In statement quoted by Russian news agencies, three-time high jump world champion Maria Lasitskene said that she couldn’t rule out her “departure from the national team”.

“I am tired from this chaos that has been happening over the last five years, the impunity and inaction by the leaders of our sport who do not defend clean athletes as they must,” she said.

Last November, World Athletics had frozen the process before allowing 10 Russian athletes to compete at the Tokyo Olympics in exchange for the fine being paid.

A month later the World Anti-Doping Agency banned Russia from global sporting events, including the next two Olympics and the 2022 World Cup, accusing Moscow of falsifying data.

Lasitskene, Sergey Shubenkov and Anzhelika Sidorova last week spoke with the country’s President Vladimir Putin about the situation and called on him to act so they could feature at next year’s Olympics.

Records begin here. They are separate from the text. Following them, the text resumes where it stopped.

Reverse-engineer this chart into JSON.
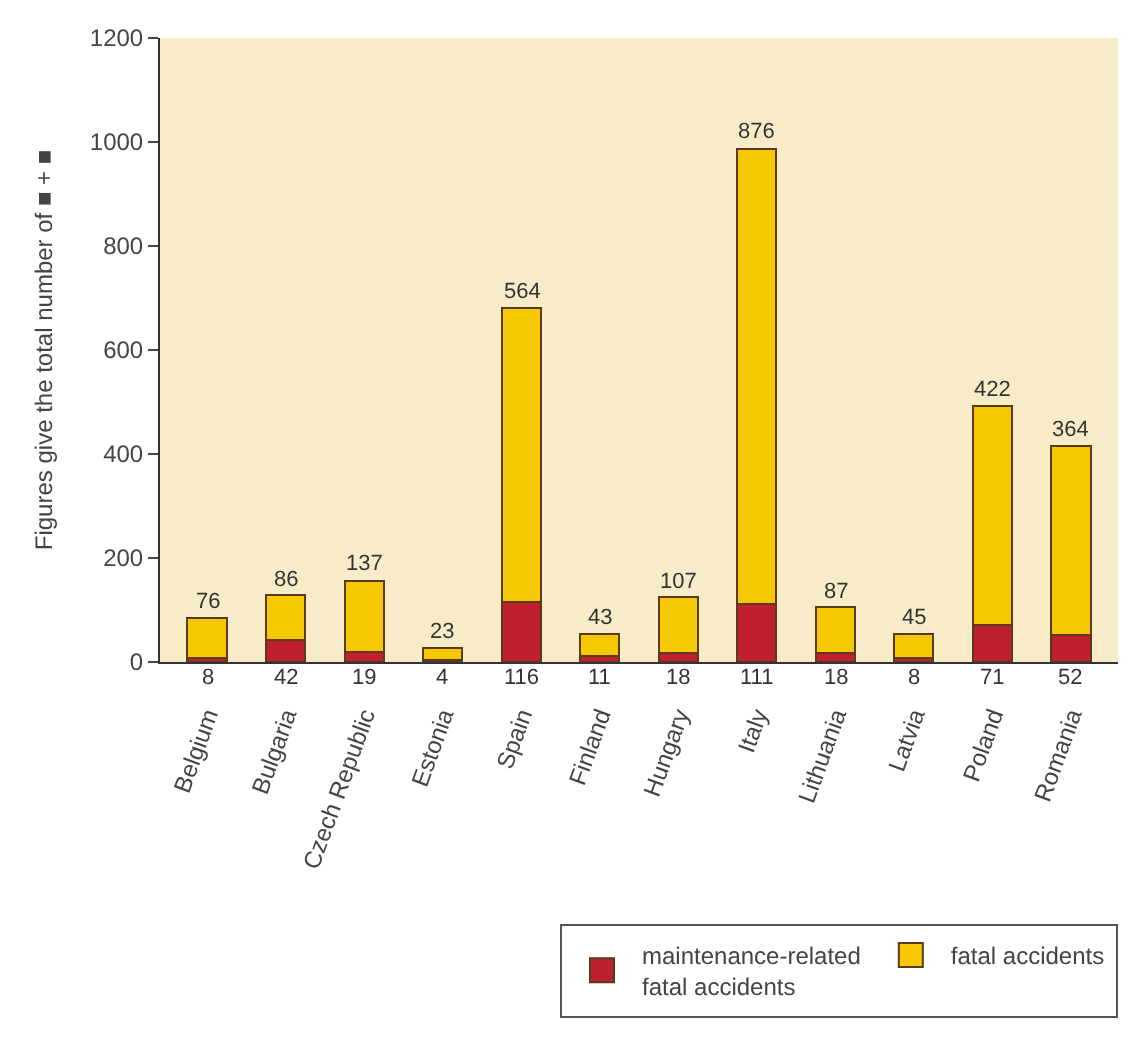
{
  "chart_data": {
    "type": "bar",
    "stacked": true,
    "ylabel": "Figures give the total number of ■ + ■",
    "categories": [
      "Belgium",
      "Bulgaria",
      "Czech Republic",
      "Estonia",
      "Spain",
      "Finland",
      "Hungary",
      "Italy",
      "Lithuania",
      "Latvia",
      "Poland",
      "Romania"
    ],
    "series": [
      {
        "name": "maintenance-related\nfatal accidents",
        "color": "#c0202e",
        "values": [
          8,
          42,
          19,
          4,
          116,
          11,
          18,
          111,
          18,
          8,
          71,
          52
        ]
      },
      {
        "name": "fatal accidents",
        "color": "#f5c800",
        "values": [
          76,
          86,
          137,
          23,
          564,
          43,
          107,
          876,
          87,
          45,
          422,
          364
        ]
      }
    ],
    "ylim": [
      0,
      1200
    ],
    "yticks": [
      0,
      200,
      400,
      600,
      800,
      1000,
      1200
    ],
    "data_labels": true,
    "grid": false,
    "legend": "bottom right"
  }
}
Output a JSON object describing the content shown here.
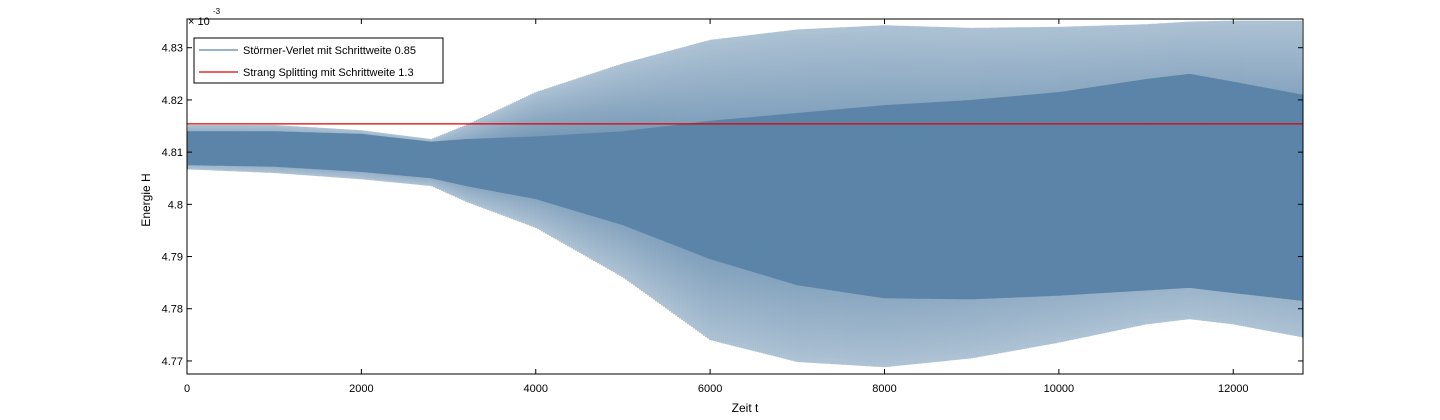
{
  "chart_data": {
    "type": "line",
    "xlabel": "Zeit t",
    "ylabel": "Energie H",
    "y_scale_label": "× 10",
    "y_scale_exponent": "-3",
    "xlim": [
      0,
      12800
    ],
    "ylim": [
      4.7675,
      4.8355
    ],
    "x_ticks": [
      0,
      2000,
      4000,
      6000,
      8000,
      10000,
      12000
    ],
    "x_tick_labels": [
      "0",
      "2000",
      "4000",
      "6000",
      "8000",
      "10000",
      "12000"
    ],
    "y_ticks": [
      4.77,
      4.78,
      4.79,
      4.8,
      4.81,
      4.82,
      4.83
    ],
    "y_tick_labels": [
      "4.77",
      "4.78",
      "4.79",
      "4.8",
      "4.81",
      "4.82",
      "4.83"
    ],
    "grid": false,
    "legend_position": "top-left",
    "series": [
      {
        "name": "Störmer-Verlet mit Schrittweite 0.85",
        "color": "#5b84a8",
        "style": "oscillation envelope",
        "t": [
          0,
          1000,
          2000,
          2800,
          3200,
          4000,
          5000,
          6000,
          7000,
          8000,
          9000,
          10000,
          11000,
          11500,
          12000,
          12800
        ],
        "upper": [
          4.8152,
          4.8152,
          4.8142,
          4.8125,
          4.8152,
          4.8215,
          4.827,
          4.8315,
          4.8335,
          4.8343,
          4.8338,
          4.834,
          4.8345,
          4.835,
          4.8352,
          4.8352
        ],
        "lower": [
          4.8067,
          4.806,
          4.8048,
          4.8035,
          4.8005,
          4.7955,
          4.786,
          4.774,
          4.7698,
          4.7688,
          4.7705,
          4.7735,
          4.777,
          4.778,
          4.777,
          4.7745
        ],
        "dense_upper": [
          4.814,
          4.814,
          4.8135,
          4.812,
          4.8125,
          4.813,
          4.814,
          4.816,
          4.8175,
          4.819,
          4.82,
          4.8215,
          4.824,
          4.825,
          4.8235,
          4.821
        ],
        "dense_lower": [
          4.8075,
          4.8072,
          4.8062,
          4.805,
          4.8035,
          4.801,
          4.796,
          4.7895,
          4.7845,
          4.782,
          4.7818,
          4.7825,
          4.7835,
          4.784,
          4.783,
          4.7815
        ]
      },
      {
        "name": "Strang Splitting mit Schrittweite 1.3",
        "color": "#e00000",
        "style": "line",
        "t": [
          0,
          12800
        ],
        "values": [
          4.8154,
          4.8154
        ]
      }
    ]
  }
}
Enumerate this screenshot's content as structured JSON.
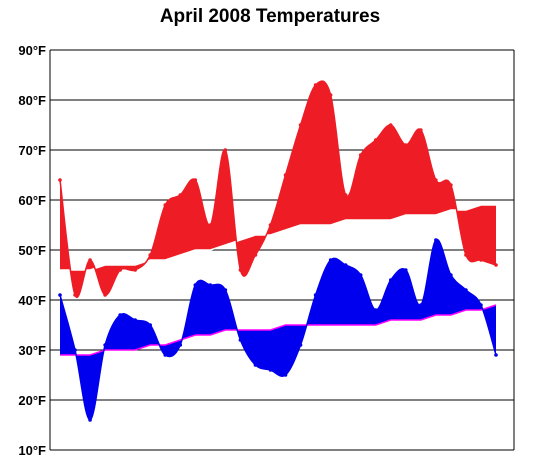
{
  "chart_data": {
    "type": "area",
    "title": "April 2008 Temperatures",
    "xlabel": "",
    "ylabel": "",
    "ylim": [
      10,
      90
    ],
    "yticks": [
      10,
      20,
      30,
      40,
      50,
      60,
      70,
      80,
      90
    ],
    "ytick_labels": [
      "10°F",
      "20°F",
      "30°F",
      "40°F",
      "50°F",
      "60°F",
      "70°F",
      "80°F",
      "90°F"
    ],
    "x": [
      1,
      2,
      3,
      4,
      5,
      6,
      7,
      8,
      9,
      10,
      11,
      12,
      13,
      14,
      15,
      16,
      17,
      18,
      19,
      20,
      21,
      22,
      23,
      24,
      25,
      26,
      27,
      28,
      29,
      30
    ],
    "grid": true,
    "legend": "none",
    "series": [
      {
        "key": "normal_high",
        "values": [
          46,
          46,
          46,
          47,
          47,
          47,
          48,
          48,
          49,
          50,
          50,
          51,
          52,
          53,
          53,
          54,
          55,
          55,
          55,
          56,
          56,
          56,
          56,
          57,
          57,
          57,
          58,
          58,
          59,
          59
        ],
        "color": "#ffffff"
      },
      {
        "key": "actual_high",
        "values": [
          64,
          41,
          48,
          41,
          46,
          46,
          49,
          59,
          61,
          64,
          55,
          70,
          46,
          49,
          55,
          65,
          75,
          83,
          81,
          61,
          69,
          72,
          75,
          71,
          74,
          64,
          63,
          49,
          48,
          47
        ],
        "color": "#ee1c25"
      },
      {
        "key": "normal_low",
        "values": [
          29,
          29,
          29,
          30,
          30,
          30,
          31,
          31,
          32,
          33,
          33,
          34,
          34,
          34,
          34,
          35,
          35,
          35,
          35,
          35,
          35,
          35,
          36,
          36,
          36,
          37,
          37,
          38,
          38,
          39
        ],
        "color": "#ff00ff"
      },
      {
        "key": "actual_low",
        "values": [
          41,
          30,
          16,
          31,
          37,
          36,
          35,
          29,
          31,
          43,
          43,
          42,
          32,
          27,
          26,
          25,
          31,
          41,
          48,
          47,
          45,
          38,
          44,
          46,
          39,
          52,
          45,
          42,
          39,
          29
        ],
        "color": "#0000ee"
      }
    ]
  }
}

“Shame, almost 5 years, and we are back in the same place,” 2019 pole vault world champion Sidorova said on Instagram later on Thursday.

“Sometimes I just want to shake off all this dirt, into which we are dipped endlessly, go into the sunset and never have anything to do with this sport again.”

Russia has been fighting for readmission to World Athletics since it was banned in 2015 over repeated doping scandals.

The country’s track and field athletes and others from different disciplines missed the 2016 Olympic Games over the ban and “Authorised Neutral Athletes” have competed at world and European championships since then.

World Athletics will review the situation at a meeting on July 29-30 to ensure the body is not incurring additional costs that may not be reimbursed.